Por otra parte, el equipo blanco estaba ofuscado. Durante largos meses, nadie encontró su lugar en el campo: el juego era tan inexistente que los partidos parecían las tomas falsas de una película. En ese contexto, solo Vinícius y Valverde, dos jugadores con hechuras mitológicas, fueron capaces de sobrevivir. El público del Bernabéu era condescendiente con el francés. Todos sabían que, tras casi dos años de asueto, se tarda en volver. Primero llega la forma física y luego la mental. O quizás sea al revés. O quizás lo más importante sea estar en paz con uno mismo, perder el miedo, reconectar con el propio cuerpo -que parecía que ya no era el de dos años atrás- para, desde ahí, ir escalando hasta la condición de estrella que se le supone a Mbappé. Son muchos quizás y durante cuatro largos meses, ocuparon la conversación de los aficionados, que no se acababan de creer que el jugador que tenían delante, fuera el mismo que los hizo pegarse al televisor años atrás.

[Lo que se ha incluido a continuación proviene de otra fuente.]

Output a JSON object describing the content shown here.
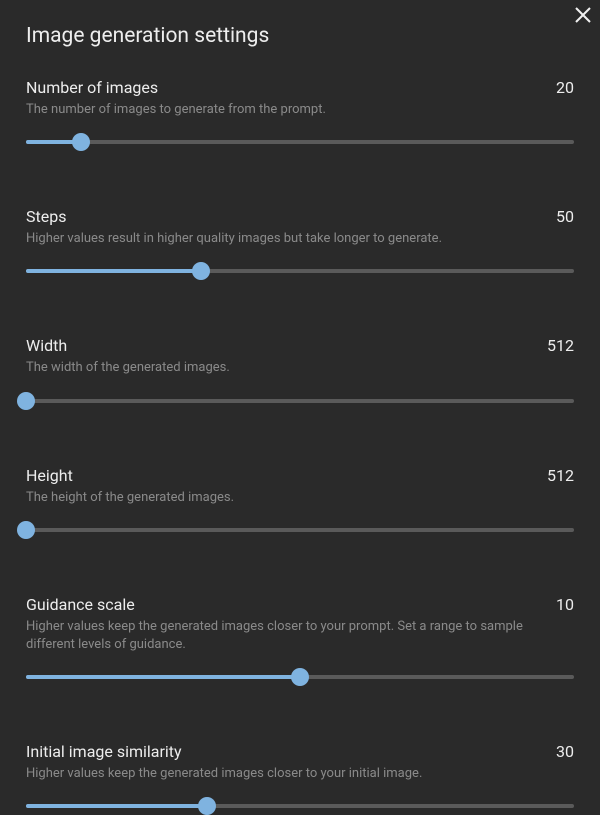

Y tenían razón. No era el mismo jugador. Kylian sigue siendo muy rápido, pero ya no amenaza desde cualquier lugar del campo. En realidad tampoco lo necesita. Ya no es la gacela de Thompson. Animal salvaje que saltaba por encima de la trampas, por encima de los depredadores y se daba la vuelta a una velocidad inasumible para el ojo humano. Es más potente, más poderoso. Su mejora en el juego ha ido de la mano con la reconquista de su agilidad. Vuelve a dominar los controles, no los seca, como los grandes magos, pero los orienta de forma sutil sea de donde sea que le caigan. Su cambio es parecido al del Cristiano de Zidane. El cambio de los 26 años.

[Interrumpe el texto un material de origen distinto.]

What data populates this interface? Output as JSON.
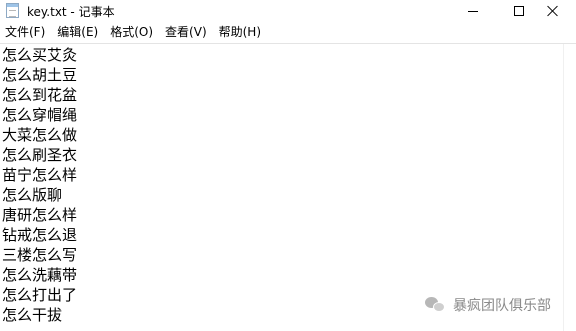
{
  "window": {
    "title": "key.txt - 记事本",
    "icon": "notepad-icon"
  },
  "controls": {
    "minimize_icon": "minimize-icon",
    "maximize_icon": "maximize-icon",
    "close_icon": "close-icon"
  },
  "menu": [
    {
      "label": "文件(F)"
    },
    {
      "label": "编辑(E)"
    },
    {
      "label": "格式(O)"
    },
    {
      "label": "查看(V)"
    },
    {
      "label": "帮助(H)"
    }
  ],
  "document": {
    "lines": [
      "怎么买艾灸",
      "怎么胡土豆",
      "怎么到花盆",
      "怎么穿帽绳",
      "大菜怎么做",
      "怎么刷圣衣",
      "苗宁怎么样",
      "怎么版聊",
      "唐研怎么样",
      "钻戒怎么退",
      "三楼怎么写",
      "怎么洗藕带",
      "怎么打出了",
      "怎么干拔"
    ]
  },
  "watermark": {
    "icon": "wechat-icon",
    "text": "暴疯团队俱乐部"
  }
}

Durante su larga travesía por el desierto (4 meses en el Madrid pueden ser la eternidad y un día), Mbappé lo intentó todo. A ratos parecía el último Raúl, matándose por recuperar balones absurdos para provocar el aplauso condescendiente de la grada. Algunos partidos los vivió en un permanente fuera de juego, recuerden la primera goleada que encajaron los blancos contra el Barça. Ahí también se vio que llevaba dentro un animalito negro repleto de alquitrán: el miedo. En ese partido solo metió los goles donde ya le habían pitado fuera de juego; en los otros, definió como los falsos profesionales, como el Higuaín de la Champions: duro y al centro, ideal para ser repelido por cualquier portero de élite.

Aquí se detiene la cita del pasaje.